Menjadikan Anak
Berkepribadian Islami
Kamus Besar Bahasa Indonesia (KBBI) mengartikan kepribadian
sebagai sifat dasar manusia yang menjadikannya unik atau berbeda dibandingkan
dengan yang lainnya. Maka kepribadian Islami adalah kepribadian yang menyesuaikan dengan
nilai-nilai ajaran Islam yang bersumberkan dari Al-Qur’an dan Sunah Rasulullah Shalallahu
‘Alaihi Wasallam. Menjadikan anak berkepribadian Islami berarti mendidik
anak menjadi seorang Muslim sejati yang bertutur kata, perilakunya, akhlaknya,
prinsip hidupnya, cara pandangnya, dan tujuan hidupnya sejalan dengan
nilai-nilai ajaran Islam yang bersumber dari Al-Qur’an dan Sunah.

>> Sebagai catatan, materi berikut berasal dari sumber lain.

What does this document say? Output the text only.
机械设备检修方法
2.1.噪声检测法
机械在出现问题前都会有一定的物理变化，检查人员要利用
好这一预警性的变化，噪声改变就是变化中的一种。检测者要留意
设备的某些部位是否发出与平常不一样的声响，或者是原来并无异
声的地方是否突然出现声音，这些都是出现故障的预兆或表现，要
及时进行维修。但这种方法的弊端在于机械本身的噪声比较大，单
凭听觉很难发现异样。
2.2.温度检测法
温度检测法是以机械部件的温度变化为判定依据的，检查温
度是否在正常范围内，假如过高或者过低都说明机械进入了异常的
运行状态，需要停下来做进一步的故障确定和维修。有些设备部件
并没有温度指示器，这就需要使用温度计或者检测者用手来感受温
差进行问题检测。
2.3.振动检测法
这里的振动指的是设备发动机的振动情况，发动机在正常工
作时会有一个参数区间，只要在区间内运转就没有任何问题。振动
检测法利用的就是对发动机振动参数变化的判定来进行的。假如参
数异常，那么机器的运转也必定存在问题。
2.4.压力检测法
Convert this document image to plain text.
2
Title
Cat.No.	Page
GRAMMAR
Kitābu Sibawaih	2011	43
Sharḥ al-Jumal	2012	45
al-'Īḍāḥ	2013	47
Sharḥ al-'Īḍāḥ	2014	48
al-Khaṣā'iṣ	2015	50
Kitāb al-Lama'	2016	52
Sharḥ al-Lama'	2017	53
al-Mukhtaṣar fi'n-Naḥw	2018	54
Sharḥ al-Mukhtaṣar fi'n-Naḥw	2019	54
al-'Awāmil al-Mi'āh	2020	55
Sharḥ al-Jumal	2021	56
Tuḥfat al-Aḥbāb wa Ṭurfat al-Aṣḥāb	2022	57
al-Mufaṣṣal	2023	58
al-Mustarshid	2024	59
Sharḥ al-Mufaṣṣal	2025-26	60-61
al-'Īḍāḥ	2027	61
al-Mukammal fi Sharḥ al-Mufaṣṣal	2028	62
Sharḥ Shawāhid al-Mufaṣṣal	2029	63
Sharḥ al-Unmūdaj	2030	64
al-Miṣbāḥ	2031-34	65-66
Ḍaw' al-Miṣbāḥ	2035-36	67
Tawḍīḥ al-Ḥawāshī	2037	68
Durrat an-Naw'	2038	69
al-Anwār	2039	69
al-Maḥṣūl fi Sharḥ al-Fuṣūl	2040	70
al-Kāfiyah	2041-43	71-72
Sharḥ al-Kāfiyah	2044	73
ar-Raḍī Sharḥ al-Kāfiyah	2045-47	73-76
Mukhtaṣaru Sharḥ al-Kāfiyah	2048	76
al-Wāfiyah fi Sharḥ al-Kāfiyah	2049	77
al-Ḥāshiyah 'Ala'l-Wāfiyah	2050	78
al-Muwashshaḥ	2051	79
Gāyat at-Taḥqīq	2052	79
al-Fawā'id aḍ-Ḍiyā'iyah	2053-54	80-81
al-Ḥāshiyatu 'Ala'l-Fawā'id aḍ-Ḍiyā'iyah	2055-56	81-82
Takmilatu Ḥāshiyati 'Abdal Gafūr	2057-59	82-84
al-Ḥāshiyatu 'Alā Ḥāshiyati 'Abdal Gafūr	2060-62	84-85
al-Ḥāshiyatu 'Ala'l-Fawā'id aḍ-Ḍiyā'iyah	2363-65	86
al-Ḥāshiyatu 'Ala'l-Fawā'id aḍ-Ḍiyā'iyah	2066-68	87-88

Al-Qur’an adalah sumber utama ajaran Islam. Di dalam
Al-Qur’an terdapat segala petunjuk untuk kehidupan manusia. Segala persoalan
yang dihadapi manusia dalam kehidupannya ada solusinya di dalam Al-Qur’an.
Termasuk petunjuk dan solusi yang dihadapi orang tua dalam pendidikan anak-anak
Muslim.
Mengenai pendidikan anak, Allah Subhanahu Wa Ta’ala
mengisahkan tentang Luqman Al-Hakim mendidik anak-anaknya menjadi manusia yang
berkepribadian Islami. Luqman Al-Hakim adalah seorang hamba Allah Subhanahu
Wa ta’ala yang diridai oleh-Nya. Maka, sepatutnya kisah Luqman Al-Hakim
diteladani oleh setiap orang tua Muslim dalam mendidik anak-anak mereka.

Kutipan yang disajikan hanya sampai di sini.